Burkina Faso-Presse-Revue

Les futures élections cristallisent la presse burkinabè

Ouagadougou, 22 juil. 2020 (AIB) – Les quotidiens burkinabè de ce mercredi traitent de l’actualité marquée par les échéances électorales à venir.

Le journal privé Le Quotidien donne la parole au président du  Mouvement africain des peuples (MAP), Victorien Tougouma qui déclare, à propos de la présidentielle de novembre 2020 : «Aucun candidat n’a fait un travail qui montre qu’il peut être vainqueur au premier tour».

Dans sa rubrique ‘’Les humeurs de Barry’’, L’Observateur Paalga, le doyen des quotidiens privés du Burkina Faso, revient sur la situation au Congrès pour la démocratie et le progrès (CDP, ex-parti au pouvoir).

Le journal titre à ce propos : «Candidatures élections 2020 au CDP : La guerre des officiels et des officieux déclarée», soulignant que «le jeu des massacres se poursuit au sein de l’ex-parti au pouvoir», avec deux candidats annoncés pour la présidentielle de novembre prochain : Eddie Komboïgo et Lamine Kouanda.

Pendant ce temps, Aujourd’hui au Faso met en exergue la déclaration de Joêl Ataougué Aoué, secrétaire national chargé des élus locaux de l’Union pour le progrès et le changement (UPC, opposition).

Celui-ci fait observer que «le MPP (Mouvement du peuple pour le progrès, au pouvoir) a passé les 5 années à battre campagne pour Zéphirin Diabré, en étalant son incompétence».

De son côté, Le Pays, autre quotidien privé, dans ses ‘’Révélations’’, renseigne que pour les législatives du 22 novembre, «le MPP  enregistre 495 candidatures.

Le même journal cite le président du Haut conseil pour la réconciliation nationale (HCRUN), Léandre Bassolé qui estime que pour la période électorale qui s’annonce au Burkina Faso, «la seule confrontation qui vaille, doit être celle des idées et des programmes».

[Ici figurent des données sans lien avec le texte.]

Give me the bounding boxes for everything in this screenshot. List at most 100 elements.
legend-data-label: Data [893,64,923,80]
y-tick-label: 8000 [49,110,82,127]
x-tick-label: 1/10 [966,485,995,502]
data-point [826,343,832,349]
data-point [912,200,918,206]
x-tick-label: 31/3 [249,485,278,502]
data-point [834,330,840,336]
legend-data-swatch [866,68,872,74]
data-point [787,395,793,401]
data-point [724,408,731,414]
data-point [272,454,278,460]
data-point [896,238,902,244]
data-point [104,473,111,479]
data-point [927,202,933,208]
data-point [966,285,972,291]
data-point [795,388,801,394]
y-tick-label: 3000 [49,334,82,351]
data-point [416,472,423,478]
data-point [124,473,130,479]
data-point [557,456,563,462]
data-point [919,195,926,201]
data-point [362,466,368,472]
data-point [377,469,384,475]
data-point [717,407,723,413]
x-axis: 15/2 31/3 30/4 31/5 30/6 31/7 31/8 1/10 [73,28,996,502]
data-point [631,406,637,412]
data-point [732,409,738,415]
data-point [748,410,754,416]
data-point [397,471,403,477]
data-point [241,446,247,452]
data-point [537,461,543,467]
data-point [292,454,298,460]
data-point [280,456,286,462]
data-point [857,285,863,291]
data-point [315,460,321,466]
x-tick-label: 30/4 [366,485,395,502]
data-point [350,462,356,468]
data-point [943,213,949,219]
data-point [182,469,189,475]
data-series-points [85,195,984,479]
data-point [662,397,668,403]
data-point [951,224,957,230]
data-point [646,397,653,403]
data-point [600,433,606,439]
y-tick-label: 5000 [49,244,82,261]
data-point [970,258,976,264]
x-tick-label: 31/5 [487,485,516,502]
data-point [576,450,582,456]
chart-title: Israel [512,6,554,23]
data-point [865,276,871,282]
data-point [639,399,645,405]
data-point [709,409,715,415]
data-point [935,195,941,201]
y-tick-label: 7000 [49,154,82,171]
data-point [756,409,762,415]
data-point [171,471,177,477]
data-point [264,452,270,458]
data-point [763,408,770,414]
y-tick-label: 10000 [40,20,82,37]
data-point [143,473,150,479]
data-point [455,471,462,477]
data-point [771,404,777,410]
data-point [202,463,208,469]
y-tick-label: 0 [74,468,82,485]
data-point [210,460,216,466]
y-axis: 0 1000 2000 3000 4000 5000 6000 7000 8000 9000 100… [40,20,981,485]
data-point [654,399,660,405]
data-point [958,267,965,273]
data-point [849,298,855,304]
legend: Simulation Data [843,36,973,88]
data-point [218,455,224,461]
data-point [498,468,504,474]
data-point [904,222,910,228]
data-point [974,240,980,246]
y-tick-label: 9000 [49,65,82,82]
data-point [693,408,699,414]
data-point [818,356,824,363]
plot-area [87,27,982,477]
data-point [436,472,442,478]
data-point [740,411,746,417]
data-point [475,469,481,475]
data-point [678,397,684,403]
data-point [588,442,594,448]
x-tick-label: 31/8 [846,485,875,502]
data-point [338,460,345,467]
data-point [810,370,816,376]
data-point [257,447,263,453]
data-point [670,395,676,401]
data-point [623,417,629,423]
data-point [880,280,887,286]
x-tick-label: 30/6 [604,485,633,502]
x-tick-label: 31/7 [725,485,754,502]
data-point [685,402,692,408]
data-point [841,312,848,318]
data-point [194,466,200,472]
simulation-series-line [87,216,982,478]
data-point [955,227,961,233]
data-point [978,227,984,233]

Pour sa part, le quotidien national Sidwaya arbore à sa Une : «Processus de réconciliation nationale : Le HCRUN fait le point au chef de l’Etat», revenant sur la remise du rapport 2019 de l’institution, au président du Faso, la veille à Ouagadougou.

Le confrère évoque également la situation en Côte d’Ivoire voisine où le parti au pouvoir n’a plus de candidat désigné pour succéder à l’actuel président, après le décès, le 8 juillet dernier, du Premier ministre, Amadou Gon Coulibaly.

C’est à juste titre que Sidwaya se demande: «Alassane Ouattara va-t-il se dédire ?».

«A trois mois de la présidentielle en Côte d’Ivoire, le brin d’espoir nourri par certains Ivoiriens désireux de voir de nouveaux visages, autres que les figures de proue du paysage politique, est en train de se dissiper», commente le journal.